Rumsfeld does not seek “democracy” for Iraq

If we read carefully Secretary Rumsfeld’s article in the Wall Street Journal, it becomes clear that he is not seeking “democracy” per se in Iraq. First, he speaks of the hope that Iraq will become a “free country,” a “representative democracy.” These expressions are already an improvement over the usual sloganeering, which uses the word “democracy” without any qualification at all. Rumsfeld continues:

We are committed to helping the Iraqi people get on that path to a free society. We do not have an American “template” we want to impose: Iraqis will figure out how to build a free nation in a manner that reflects their unique culture and traditions.

Then he gets to his list of particulars:

What President Bush has outlined are some broad principles that are critical if Iraq’s transition from tyranny is to succeed: that Iraq be a single country, which does not support terrorists, threaten its neighbors or the world with weapons of mass destruction, or threaten its diverse population with terror and repression; that it have a government that respects and protects minorities, provides opportunities for its people through a market economy, and justice through an independent judiciary and rule of law.

These are core principles that undergird the world’s diverse community of free nations. The coalition will seek out Iraqis who support these principles, and who desire to have a role in their country’s future. Those who oppose these principles—whose agenda is to replace Saddam Hussein’s tyranny with some other form of dictatorship—will be opposed.

Notice that NONE of the principles in Rumsfeld’s list include democracy, whether the pure type, i.e., a government chosen by one-person, one-vote election of the entire citizenry, or some kind of federal, mixed system like our own. He says, in essence, that President Bush wants Iraq to be a civilized, safe country with rule of law and a free economy. Moreover, the freedom he’s speaking of is personal liberty, i.e., basic human and civil rights, not political liberty, i.e. the right to vote and run for office. So Rumsfeld/Bush are not actually talking about democracy at all. The goals they outline could be met by a monarchy, an aristocracy, or even a benevolent dictator.

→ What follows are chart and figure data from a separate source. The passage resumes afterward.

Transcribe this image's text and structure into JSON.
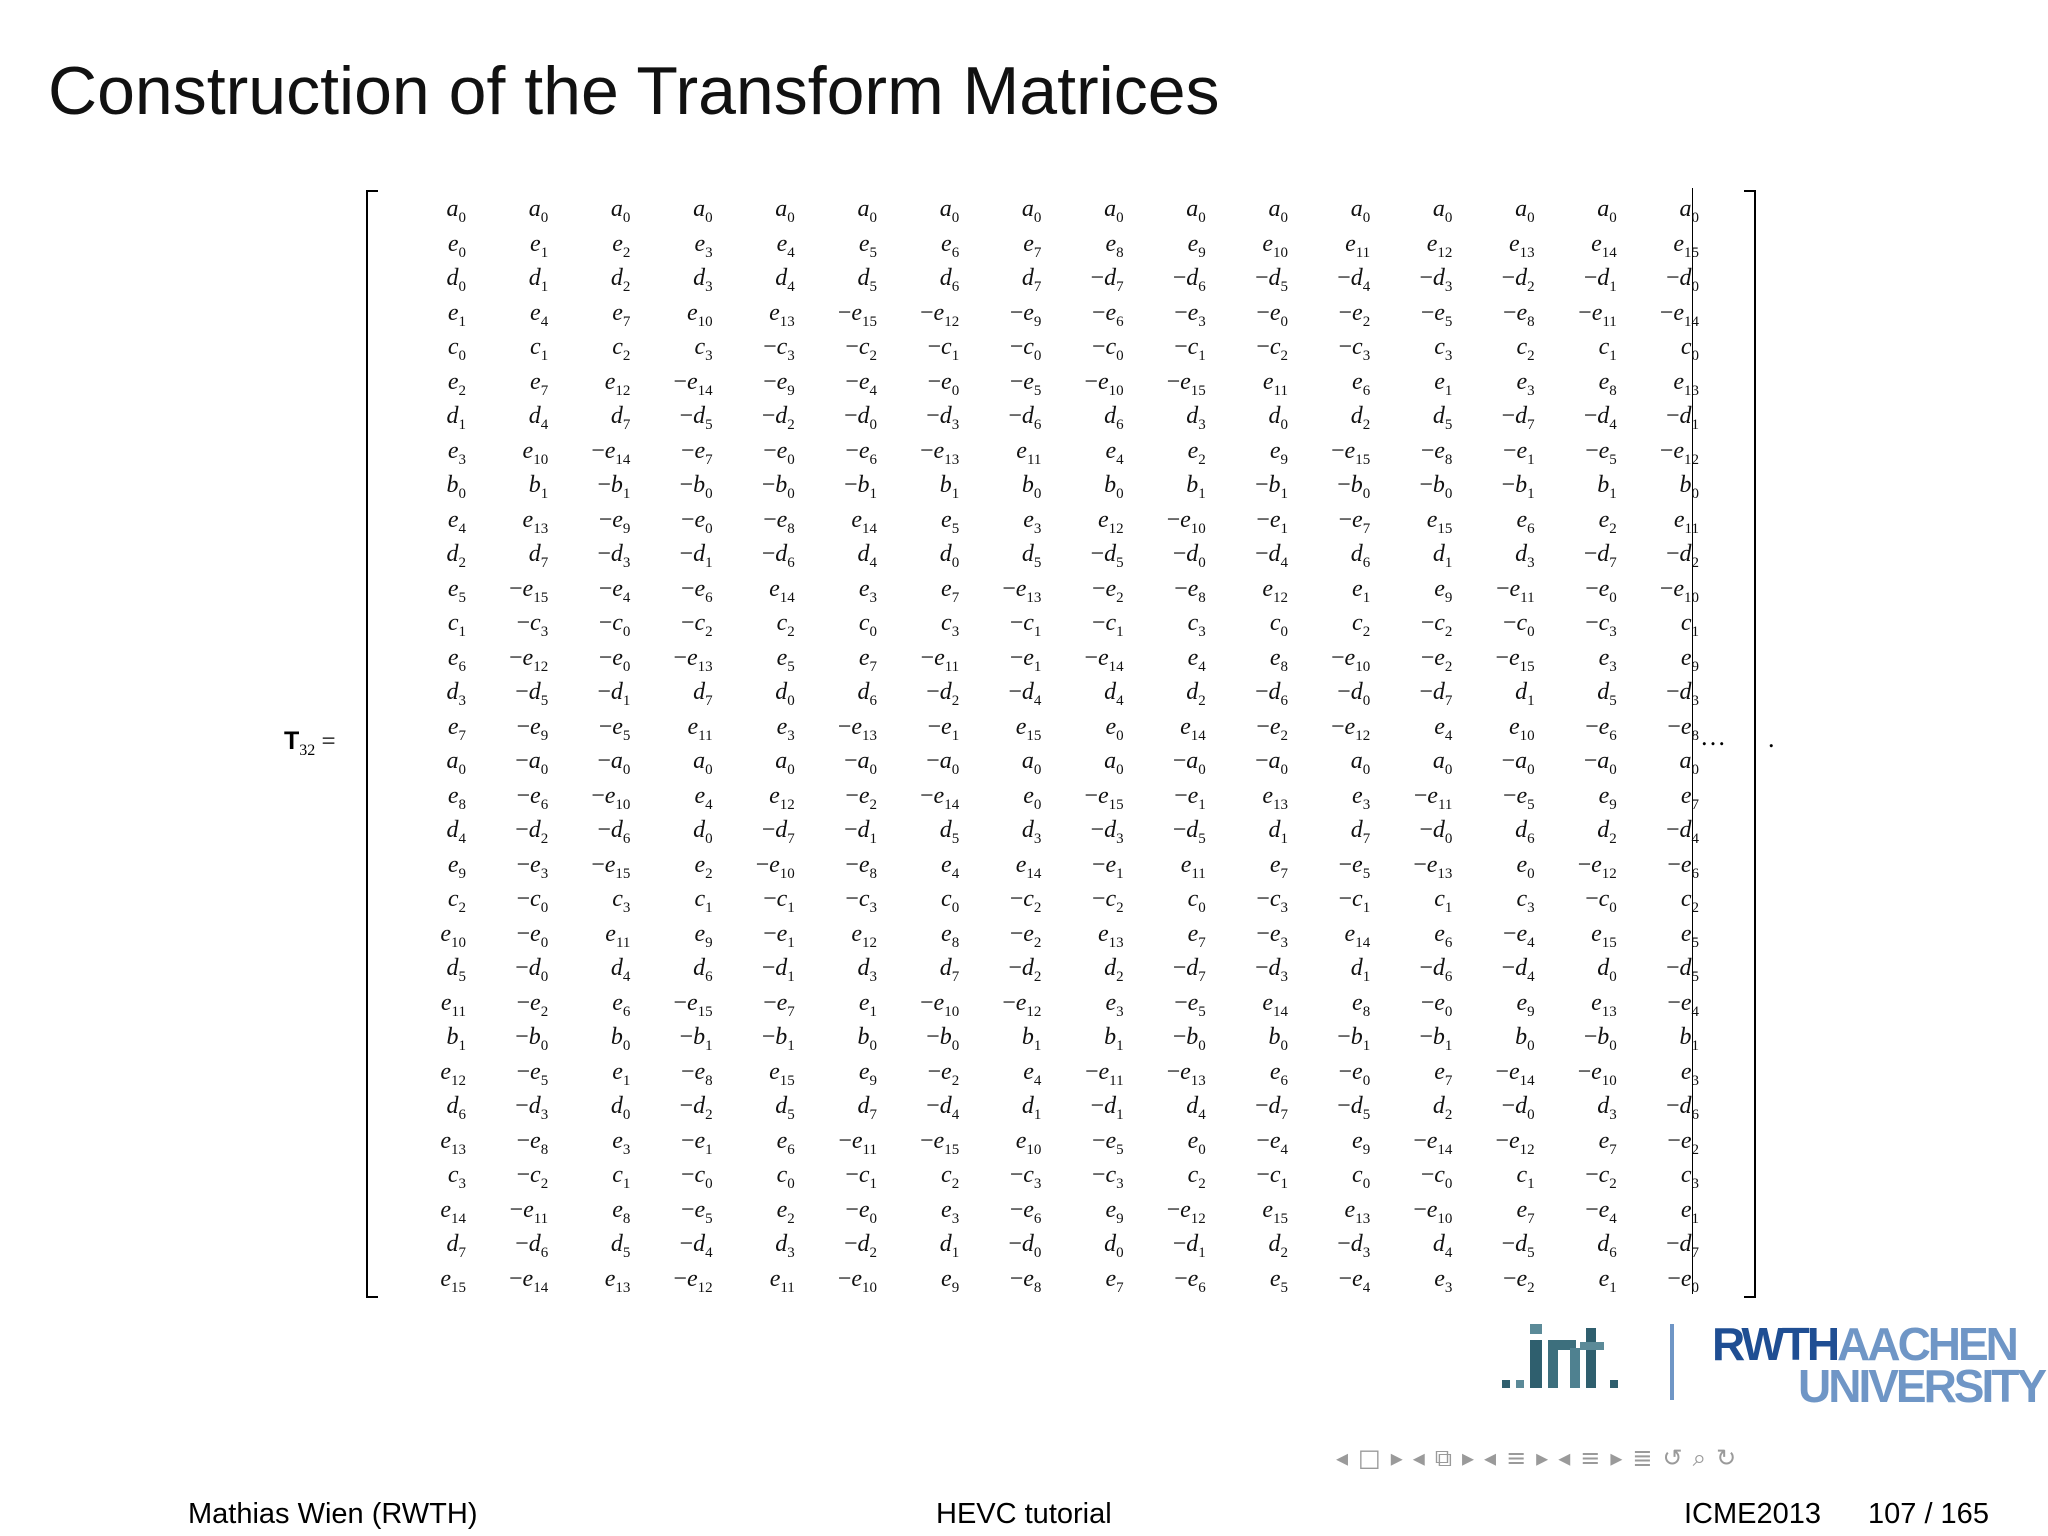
{
  "slide": {
    "title": "Construction of the Transform Matrices",
    "matrix_label": {
      "symbol": "T",
      "subscript": "32",
      "operator": "="
    },
    "continuation": "…",
    "terminal": "."
  },
  "matrix": {
    "rows": [
      [
        "a0",
        "a0",
        "a0",
        "a0",
        "a0",
        "a0",
        "a0",
        "a0",
        "a0",
        "a0",
        "a0",
        "a0",
        "a0",
        "a0",
        "a0",
        "a0"
      ],
      [
        "e0",
        "e1",
        "e2",
        "e3",
        "e4",
        "e5",
        "e6",
        "e7",
        "e8",
        "e9",
        "e10",
        "e11",
        "e12",
        "e13",
        "e14",
        "e15"
      ],
      [
        "d0",
        "d1",
        "d2",
        "d3",
        "d4",
        "d5",
        "d6",
        "d7",
        "-d7",
        "-d6",
        "-d5",
        "-d4",
        "-d3",
        "-d2",
        "-d1",
        "-d0"
      ],
      [
        "e1",
        "e4",
        "e7",
        "e10",
        "e13",
        "-e15",
        "-e12",
        "-e9",
        "-e6",
        "-e3",
        "-e0",
        "-e2",
        "-e5",
        "-e8",
        "-e11",
        "-e14"
      ],
      [
        "c0",
        "c1",
        "c2",
        "c3",
        "-c3",
        "-c2",
        "-c1",
        "-c0",
        "-c0",
        "-c1",
        "-c2",
        "-c3",
        "c3",
        "c2",
        "c1",
        "c0"
      ],
      [
        "e2",
        "e7",
        "e12",
        "-e14",
        "-e9",
        "-e4",
        "-e0",
        "-e5",
        "-e10",
        "-e15",
        "e11",
        "e6",
        "e1",
        "e3",
        "e8",
        "e13"
      ],
      [
        "d1",
        "d4",
        "d7",
        "-d5",
        "-d2",
        "-d0",
        "-d3",
        "-d6",
        "d6",
        "d3",
        "d0",
        "d2",
        "d5",
        "-d7",
        "-d4",
        "-d1"
      ],
      [
        "e3",
        "e10",
        "-e14",
        "-e7",
        "-e0",
        "-e6",
        "-e13",
        "e11",
        "e4",
        "e2",
        "e9",
        "-e15",
        "-e8",
        "-e1",
        "-e5",
        "-e12"
      ],
      [
        "b0",
        "b1",
        "-b1",
        "-b0",
        "-b0",
        "-b1",
        "b1",
        "b0",
        "b0",
        "b1",
        "-b1",
        "-b0",
        "-b0",
        "-b1",
        "b1",
        "b0"
      ],
      [
        "e4",
        "e13",
        "-e9",
        "-e0",
        "-e8",
        "e14",
        "e5",
        "e3",
        "e12",
        "-e10",
        "-e1",
        "-e7",
        "e15",
        "e6",
        "e2",
        "e11"
      ],
      [
        "d2",
        "d7",
        "-d3",
        "-d1",
        "-d6",
        "d4",
        "d0",
        "d5",
        "-d5",
        "-d0",
        "-d4",
        "d6",
        "d1",
        "d3",
        "-d7",
        "-d2"
      ],
      [
        "e5",
        "-e15",
        "-e4",
        "-e6",
        "e14",
        "e3",
        "e7",
        "-e13",
        "-e2",
        "-e8",
        "e12",
        "e1",
        "e9",
        "-e11",
        "-e0",
        "-e10"
      ],
      [
        "c1",
        "-c3",
        "-c0",
        "-c2",
        "c2",
        "c0",
        "c3",
        "-c1",
        "-c1",
        "c3",
        "c0",
        "c2",
        "-c2",
        "-c0",
        "-c3",
        "c1"
      ],
      [
        "e6",
        "-e12",
        "-e0",
        "-e13",
        "e5",
        "e7",
        "-e11",
        "-e1",
        "-e14",
        "e4",
        "e8",
        "-e10",
        "-e2",
        "-e15",
        "e3",
        "e9"
      ],
      [
        "d3",
        "-d5",
        "-d1",
        "d7",
        "d0",
        "d6",
        "-d2",
        "-d4",
        "d4",
        "d2",
        "-d6",
        "-d0",
        "-d7",
        "d1",
        "d5",
        "-d3"
      ],
      [
        "e7",
        "-e9",
        "-e5",
        "e11",
        "e3",
        "-e13",
        "-e1",
        "e15",
        "e0",
        "e14",
        "-e2",
        "-e12",
        "e4",
        "e10",
        "-e6",
        "-e8"
      ],
      [
        "a0",
        "-a0",
        "-a0",
        "a0",
        "a0",
        "-a0",
        "-a0",
        "a0",
        "a0",
        "-a0",
        "-a0",
        "a0",
        "a0",
        "-a0",
        "-a0",
        "a0"
      ],
      [
        "e8",
        "-e6",
        "-e10",
        "e4",
        "e12",
        "-e2",
        "-e14",
        "e0",
        "-e15",
        "-e1",
        "e13",
        "e3",
        "-e11",
        "-e5",
        "e9",
        "e7"
      ],
      [
        "d4",
        "-d2",
        "-d6",
        "d0",
        "-d7",
        "-d1",
        "d5",
        "d3",
        "-d3",
        "-d5",
        "d1",
        "d7",
        "-d0",
        "d6",
        "d2",
        "-d4"
      ],
      [
        "e9",
        "-e3",
        "-e15",
        "e2",
        "-e10",
        "-e8",
        "e4",
        "e14",
        "-e1",
        "e11",
        "e7",
        "-e5",
        "-e13",
        "e0",
        "-e12",
        "-e6"
      ],
      [
        "c2",
        "-c0",
        "c3",
        "c1",
        "-c1",
        "-c3",
        "c0",
        "-c2",
        "-c2",
        "c0",
        "-c3",
        "-c1",
        "c1",
        "c3",
        "-c0",
        "c2"
      ],
      [
        "e10",
        "-e0",
        "e11",
        "e9",
        "-e1",
        "e12",
        "e8",
        "-e2",
        "e13",
        "e7",
        "-e3",
        "e14",
        "e6",
        "-e4",
        "e15",
        "e5"
      ],
      [
        "d5",
        "-d0",
        "d4",
        "d6",
        "-d1",
        "d3",
        "d7",
        "-d2",
        "d2",
        "-d7",
        "-d3",
        "d1",
        "-d6",
        "-d4",
        "d0",
        "-d5"
      ],
      [
        "e11",
        "-e2",
        "e6",
        "-e15",
        "-e7",
        "e1",
        "-e10",
        "-e12",
        "e3",
        "-e5",
        "e14",
        "e8",
        "-e0",
        "e9",
        "e13",
        "-e4"
      ],
      [
        "b1",
        "-b0",
        "b0",
        "-b1",
        "-b1",
        "b0",
        "-b0",
        "b1",
        "b1",
        "-b0",
        "b0",
        "-b1",
        "-b1",
        "b0",
        "-b0",
        "b1"
      ],
      [
        "e12",
        "-e5",
        "e1",
        "-e8",
        "e15",
        "e9",
        "-e2",
        "e4",
        "-e11",
        "-e13",
        "e6",
        "-e0",
        "e7",
        "-e14",
        "-e10",
        "e3"
      ],
      [
        "d6",
        "-d3",
        "d0",
        "-d2",
        "d5",
        "d7",
        "-d4",
        "d1",
        "-d1",
        "d4",
        "-d7",
        "-d5",
        "d2",
        "-d0",
        "d3",
        "-d6"
      ],
      [
        "e13",
        "-e8",
        "e3",
        "-e1",
        "e6",
        "-e11",
        "-e15",
        "e10",
        "-e5",
        "e0",
        "-e4",
        "e9",
        "-e14",
        "-e12",
        "e7",
        "-e2"
      ],
      [
        "c3",
        "-c2",
        "c1",
        "-c0",
        "c0",
        "-c1",
        "c2",
        "-c3",
        "-c3",
        "c2",
        "-c1",
        "c0",
        "-c0",
        "c1",
        "-c2",
        "c3"
      ],
      [
        "e14",
        "-e11",
        "e8",
        "-e5",
        "e2",
        "-e0",
        "e3",
        "-e6",
        "e9",
        "-e12",
        "e15",
        "e13",
        "-e10",
        "e7",
        "-e4",
        "e1"
      ],
      [
        "d7",
        "-d6",
        "d5",
        "-d4",
        "d3",
        "-d2",
        "d1",
        "-d0",
        "d0",
        "-d1",
        "d2",
        "-d3",
        "d4",
        "-d5",
        "d6",
        "-d7"
      ],
      [
        "e15",
        "-e14",
        "e13",
        "-e12",
        "e11",
        "-e10",
        "e9",
        "-e8",
        "e7",
        "-e6",
        "e5",
        "-e4",
        "e3",
        "-e2",
        "e1",
        "-e0"
      ]
    ]
  },
  "logos": {
    "institute": ".int.",
    "university_line1_a": "RWTH",
    "university_line1_b": "AACHEN",
    "university_line2": "UNIVERSITY",
    "colors": {
      "rwth_dark": "#1f4e93",
      "rwth_light": "#6f96c6",
      "int_teal": "#2f5f6e"
    }
  },
  "navigation": {
    "icons": [
      "prev-slide-icon",
      "frame-icon",
      "next-slide-icon",
      "prev-section-icon",
      "section-icon",
      "next-section-icon",
      "prev-subsection-icon",
      "subsection-icon",
      "next-subsection-icon",
      "outline-icon",
      "search-icon",
      "undo-icon",
      "redo-icon"
    ],
    "glyphs": [
      "◂",
      "□",
      "▸",
      "◂",
      "⧉",
      "▸",
      "◂",
      "≡",
      "▸",
      "◂",
      "≡",
      "▸",
      "≣",
      "↺",
      "⌕",
      "↻"
    ]
  },
  "footer": {
    "author": "Mathias Wien  (RWTH)",
    "title": "HEVC tutorial",
    "conference": "ICME2013",
    "page": "107 / 165"
  }
}
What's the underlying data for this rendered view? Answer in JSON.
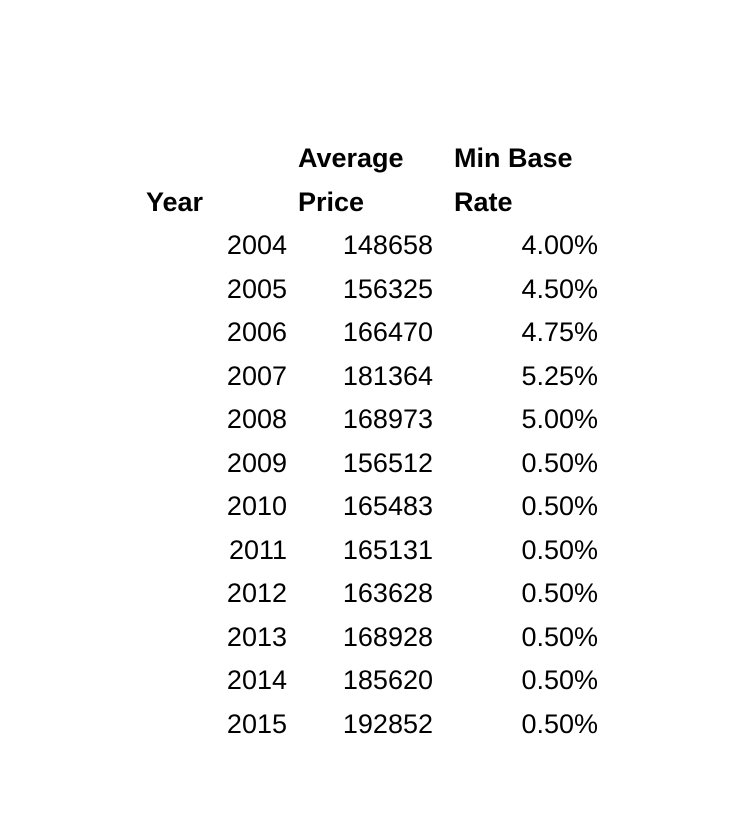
{
  "headers": {
    "year": "Year",
    "avg_price_line1": "Average",
    "avg_price_line2": "Price",
    "min_base_line1": "Min Base",
    "min_base_line2": "Rate"
  },
  "colors": {
    "text": "#000000",
    "background": "#ffffff"
  },
  "chart_data": {
    "type": "table",
    "title": "",
    "columns": [
      "Year",
      "Average Price",
      "Min Base Rate"
    ],
    "rows": [
      [
        "2004",
        "148658",
        "4.00%"
      ],
      [
        "2005",
        "156325",
        "4.50%"
      ],
      [
        "2006",
        "166470",
        "4.75%"
      ],
      [
        "2007",
        "181364",
        "5.25%"
      ],
      [
        "2008",
        "168973",
        "5.00%"
      ],
      [
        "2009",
        "156512",
        "0.50%"
      ],
      [
        "2010",
        "165483",
        "0.50%"
      ],
      [
        "2011",
        "165131",
        "0.50%"
      ],
      [
        "2012",
        "163628",
        "0.50%"
      ],
      [
        "2013",
        "168928",
        "0.50%"
      ],
      [
        "2014",
        "185620",
        "0.50%"
      ],
      [
        "2015",
        "192852",
        "0.50%"
      ]
    ],
    "years": [
      2004,
      2005,
      2006,
      2007,
      2008,
      2009,
      2010,
      2011,
      2012,
      2013,
      2014,
      2015
    ],
    "average_price": [
      148658,
      156325,
      166470,
      181364,
      168973,
      156512,
      165483,
      165131,
      163628,
      168928,
      185620,
      192852
    ],
    "min_base_rate_pct": [
      4.0,
      4.5,
      4.75,
      5.25,
      5.0,
      0.5,
      0.5,
      0.5,
      0.5,
      0.5,
      0.5,
      0.5
    ]
  }
}
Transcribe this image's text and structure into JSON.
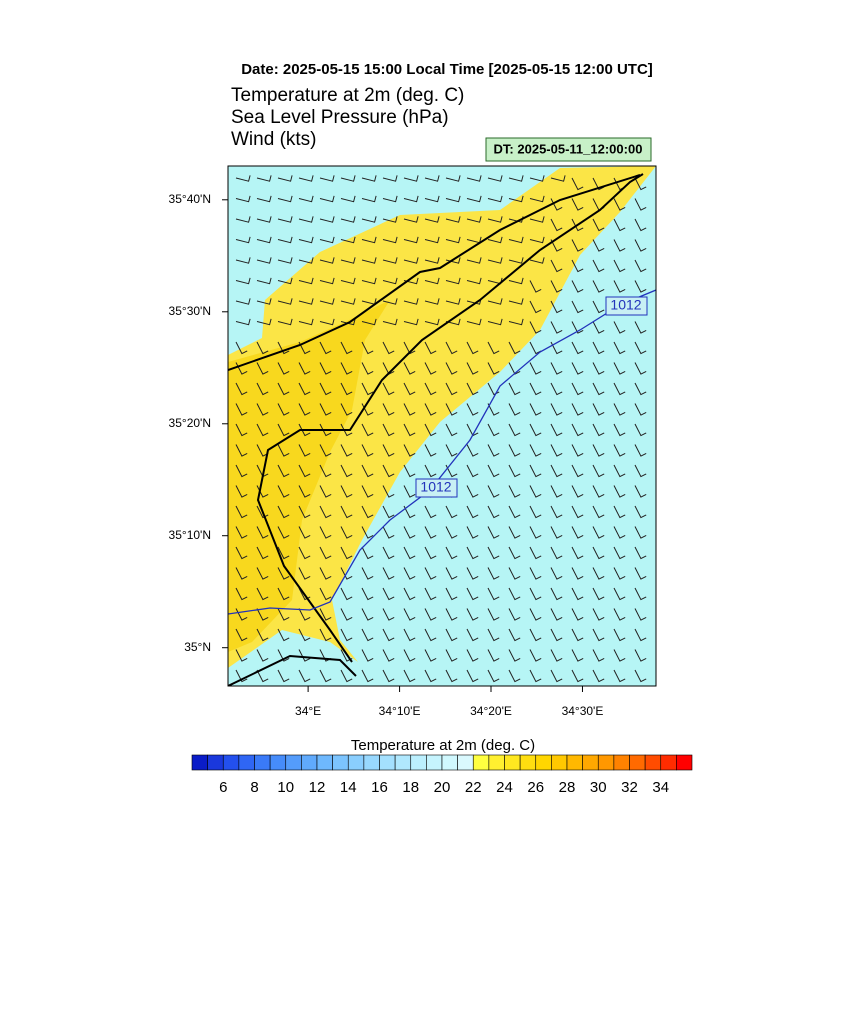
{
  "header": {
    "date_line": "Date: 2025-05-15  15:00 Local Time [2025-05-15  12:00 UTC]",
    "fields": [
      "Temperature at 2m   (deg. C)",
      "Sea Level Pressure   (hPa)",
      "Wind   (kts)"
    ],
    "dt_label": "DT: 2025-05-11_12:00:00"
  },
  "map": {
    "lonlim": [
      33.854,
      34.634
    ],
    "latlim": [
      34.943,
      35.717
    ],
    "lat_ticks": [
      {
        "value": 35.6667,
        "label": "35°40'N"
      },
      {
        "value": 35.5,
        "label": "35°30'N"
      },
      {
        "value": 35.3333,
        "label": "35°20'N"
      },
      {
        "value": 35.1667,
        "label": "35°10'N"
      },
      {
        "value": 35,
        "label": "35°N"
      }
    ],
    "lon_ticks": [
      {
        "value": 34,
        "label": "34°E"
      },
      {
        "value": 34.1667,
        "label": "34°10'E"
      },
      {
        "value": 34.3333,
        "label": "34°20'E"
      },
      {
        "value": 34.5,
        "label": "34°30'E"
      }
    ],
    "isobar_labels": [
      "1012",
      "1012"
    ]
  },
  "colorbar": {
    "title": "Temperature at 2m  (deg. C)",
    "lim": [
      4,
      36
    ],
    "ticks": [
      6,
      8,
      10,
      12,
      14,
      16,
      18,
      20,
      22,
      24,
      26,
      28,
      30,
      32,
      34
    ],
    "colors": [
      "#0a1cc8",
      "#1a38dc",
      "#2350ee",
      "#2f66f4",
      "#3a7af8",
      "#468cfa",
      "#549cfb",
      "#60aafc",
      "#6eb8fd",
      "#7cc4fe",
      "#8acefe",
      "#98d8fe",
      "#a4e0fe",
      "#b0e8fe",
      "#bcf0fe",
      "#c6f4fe",
      "#d0f8fe",
      "#daf9fe",
      "#ffff40",
      "#fff030",
      "#ffe820",
      "#ffde10",
      "#ffd600",
      "#ffc800",
      "#ffb800",
      "#ffa800",
      "#ff9800",
      "#ff8200",
      "#ff6a00",
      "#ff4c00",
      "#ff2c00",
      "#ff0000"
    ]
  }
}
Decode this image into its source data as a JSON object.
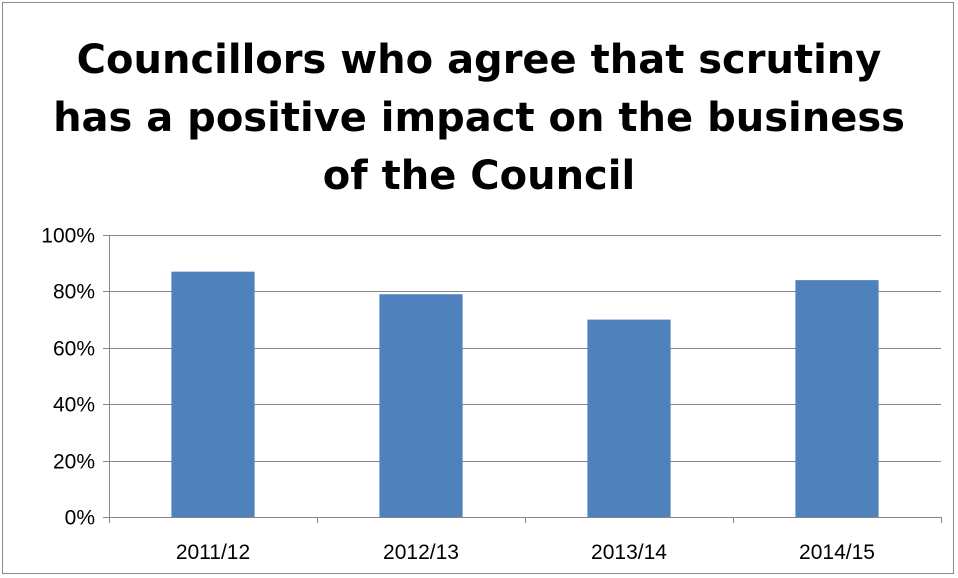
{
  "chart_data": {
    "type": "bar",
    "title": "Councillors who agree that scrutiny\nhas a positive impact on the business\nof the Council",
    "categories": [
      "2011/12",
      "2012/13",
      "2013/14",
      "2014/15"
    ],
    "values": [
      87,
      79,
      70,
      84
    ],
    "ylim": [
      0,
      100
    ],
    "ytick_values": [
      0,
      20,
      40,
      60,
      80,
      100
    ],
    "ytick_labels": [
      "0%",
      "20%",
      "40%",
      "60%",
      "80%",
      "100%"
    ],
    "grid": true,
    "legend": "none",
    "colors": {
      "bar": "#4f81bd",
      "grid": "#868686",
      "axis": "#868686"
    }
  }
}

But then, after discussing further goals, none of which involve elections, popular rule, or anything like that, he says: “Trial and error. The transition to democracy will take time and may not always be a smooth road.”

So, when it comes to general statements of intention, Rumsfeld speaks of a transition to “democracy,” the obligatory ideal in modern American politics. But when it comes to concrete particulars, he doesn’t mention democracy at all. The rhetoric requires constant bows to “democracy,” but the reality is something else.

Or, at least, that’s the way he’s coming across in this one article.

Posted by Lawrence Auster at May 27, 2003 12:01 PM | Send


I’ve always held out real hope that Rumsfeld and most of the administration do not operate under the sort of astonishing and terrible illusions imbibed and circulated by their cheerleaders outside of government.